After a final trajectory correction maneuver early Sunday, the Orion spacecraft plunged back into the discernible atmosphere at an altitude of 400,000 feet at 12:20 p.m.
The re-entry profile was designed to ensure that Orion skipped once across the top of the atmosphere like a flat stone skipping across calm water before making its final descent. As expected, Orion plunged from 400,000 feet to an altitude of about 200,000 feet in just two minutes, then climbed back up to about 295,000 feet before resuming its computer-guided fall to Earth.
Within a minute and a half of entry, atmospheric friction began generating temperatures across the heat shield reaching nearly 5,000 degrees Fahrenheit — half the temperature of the sun's visible surface — enveloping the spacecraft in an electrically charged plasma that blocked communications with flight controllers for about five minutes.
After another two-and-a-half minute communications blackout during its second drop into the lower atmosphere, the spacecraft continued decelerating as it closed in on the landing site, slowing to around 650 mph, roughly the speed of sound, about 15 minutes after the entry began.
Finally, at an altitude of about 22,000 feet and a velocity of just under 300 mph, small drogue parachutes deployed, pulling off a protective cover along with three pilot chutes. Finally, in a welcome sight to the nearby recovery crew, the capsule's main parachutes unfurled at an altitude of about 5,000 feet, slowing Orion to a sedate 18 mph or so for splashdown.
Mission duration was 25 days 10 hours 52 minutes.
"It was an incredible mission. We accomplished all of our major mission objectives," said Michelle Zahner, an Orion mission planning engineer. "The vehicle performed every bit as well as we hoped and even better in a lot of ways.

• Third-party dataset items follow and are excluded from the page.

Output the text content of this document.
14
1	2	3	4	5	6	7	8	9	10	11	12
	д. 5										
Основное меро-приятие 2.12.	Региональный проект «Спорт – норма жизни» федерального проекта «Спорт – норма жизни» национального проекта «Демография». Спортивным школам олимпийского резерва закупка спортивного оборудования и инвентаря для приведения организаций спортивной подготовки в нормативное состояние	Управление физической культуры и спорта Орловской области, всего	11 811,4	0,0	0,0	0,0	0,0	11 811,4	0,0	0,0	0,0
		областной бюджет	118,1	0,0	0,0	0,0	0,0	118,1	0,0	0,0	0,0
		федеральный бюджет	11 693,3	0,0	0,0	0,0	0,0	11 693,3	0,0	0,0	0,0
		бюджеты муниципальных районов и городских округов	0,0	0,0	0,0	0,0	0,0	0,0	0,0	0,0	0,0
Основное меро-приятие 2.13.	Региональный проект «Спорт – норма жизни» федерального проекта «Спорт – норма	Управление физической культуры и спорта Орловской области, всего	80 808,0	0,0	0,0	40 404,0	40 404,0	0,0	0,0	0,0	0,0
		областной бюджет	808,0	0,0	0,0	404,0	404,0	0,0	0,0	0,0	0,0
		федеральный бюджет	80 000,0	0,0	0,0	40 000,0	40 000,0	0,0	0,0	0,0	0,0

"This is the farthest any human-rated spacecraft has ever gone, and that required a lot of complex analysis and mission planning. To see it all come together and have such a successful test mission was amazing."

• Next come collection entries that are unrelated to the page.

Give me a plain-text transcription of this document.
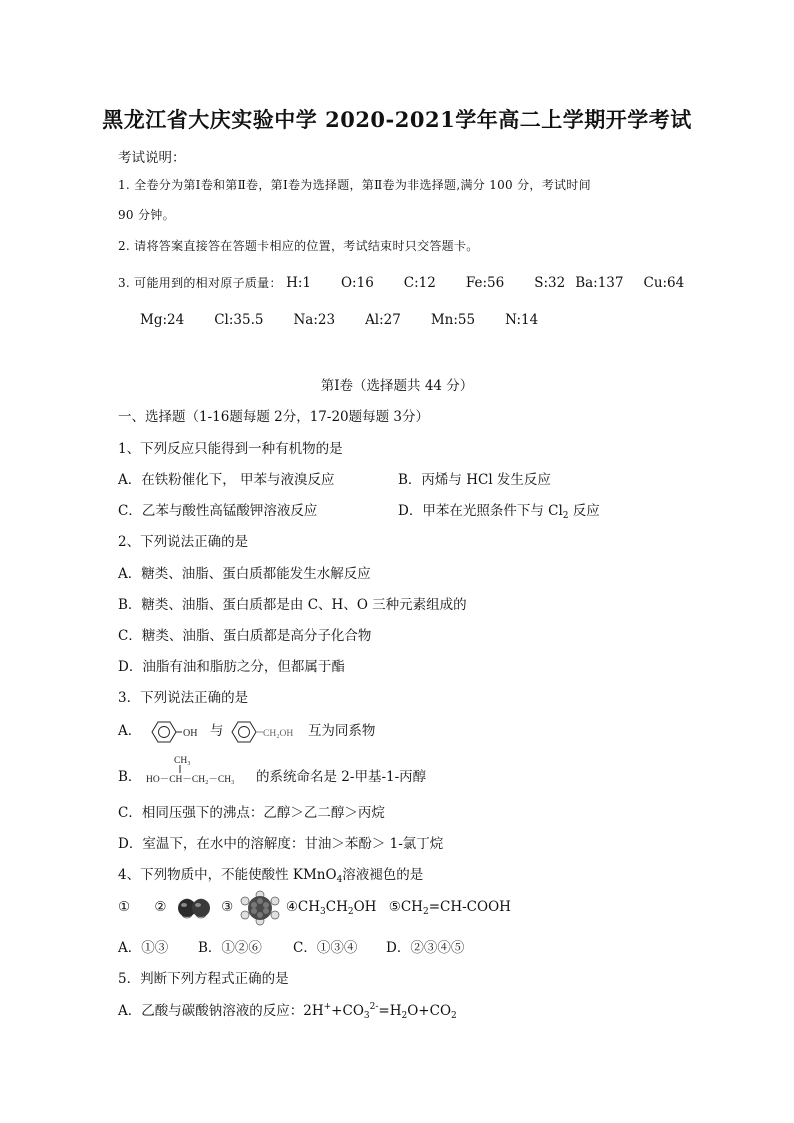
黑龙江省大庆实验中学 2020-2021学年高二上学期开学考试
考试说明：
1. 全卷分为第Ⅰ卷和第Ⅱ卷，第Ⅰ卷为选择题，第Ⅱ卷为非选择题,满分 100 分，考试时间
90 分钟。
2. 请将答案直接答在答题卡相应的位置，考试结束时只交答题卡。
3. 可能用到的相对原子质量： H:1 O:16 C:12 Fe:56 S:32 Ba:137 Cu:64
Mg:24 Cl:35.5 Na:23 Al:27 Mn:55 N:14
第Ⅰ卷（选择题共 44 分）
一、选择题（1-16题每题 2分，17-20题每题 3分）
1、下列反应只能得到一种有机物的是
A．在铁粉催化下， 甲苯与液溴反应	B．丙烯与 HCl 发生反应
C．乙苯与酸性高锰酸钾溶液反应	D．甲苯在光照条件下与 $Cl_2$ 反应
2、下列说法正确的是
A．糖类、油脂、蛋白质都能发生水解反应
B．糖类、油脂、蛋白质都是由 C、H、O 三种元素组成的
C．糖类、油脂、蛋白质都是高分子化合物
D．油脂有油和脂肪之分，但都属于酯
3．下列说法正确的是
A．	OH 与	CH₂OH 互为同系物
B．
CH₃
HO－CH－CH₂－CH₃ 的系统命名是 2-甲基-1-丙醇
C．相同压强下的沸点：乙醇＞乙二醇＞丙烷
D．室温下，在水中的溶解度：甘油＞苯酚＞ 1-氯丁烷
4、下列物质中，不能使酸性 KMnO$_4$溶液褪色的是
① ②	③	$④CH_3CH_2OH$ $⑤CH_2=CH$-COOH
A．①③ B．①②⑥ C．①③④ D．②③④⑤
5．判断下列方程式正确的是
A．乙酸与碳酸钠溶液的反应：$2H^++CO_3^{2-}=H_2O+CO_2$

While flight controllers ran into still-unexplained glitches with its power system, initial "funnies" with its star trackers and degraded performance from a phased array antenna, the Orion spacecraft and its European Space Agency-built service module worked well overall, achieving virtually all of their major objectives.
If all goes well, NASA plans to follow the Artemis 1 mission by sending four astronauts around the moon in the program's second flight — Artemis 2 — in 2024. The first moon-landing would follow in the 2025-26 timeframe when NASA says the first woman and the next man will set foot on the lunar surface near the south pole.
While the 2024 flight seems achievable based on the results of the Artemis 1 mission, the Artemis 3 moon landing faces a much more challenging schedule, requiring good performance during the Artemis 3 mission and successful development and testing of the lunar lander NASA is paying SpaceX $2.9 billion to develop.
The lander, a variant of the company's Starship rocket, has not yet flown to space. But it will require multiple robotic refueling flights in low-Earth orbit before heading to the moon to await rendezvous by astronauts launched aboard an Orion capsule.
SpaceX and NASA have provided few details about the development of the Starship moon lander and it's not yet known when it will be ready to safely carry astronauts to the moon.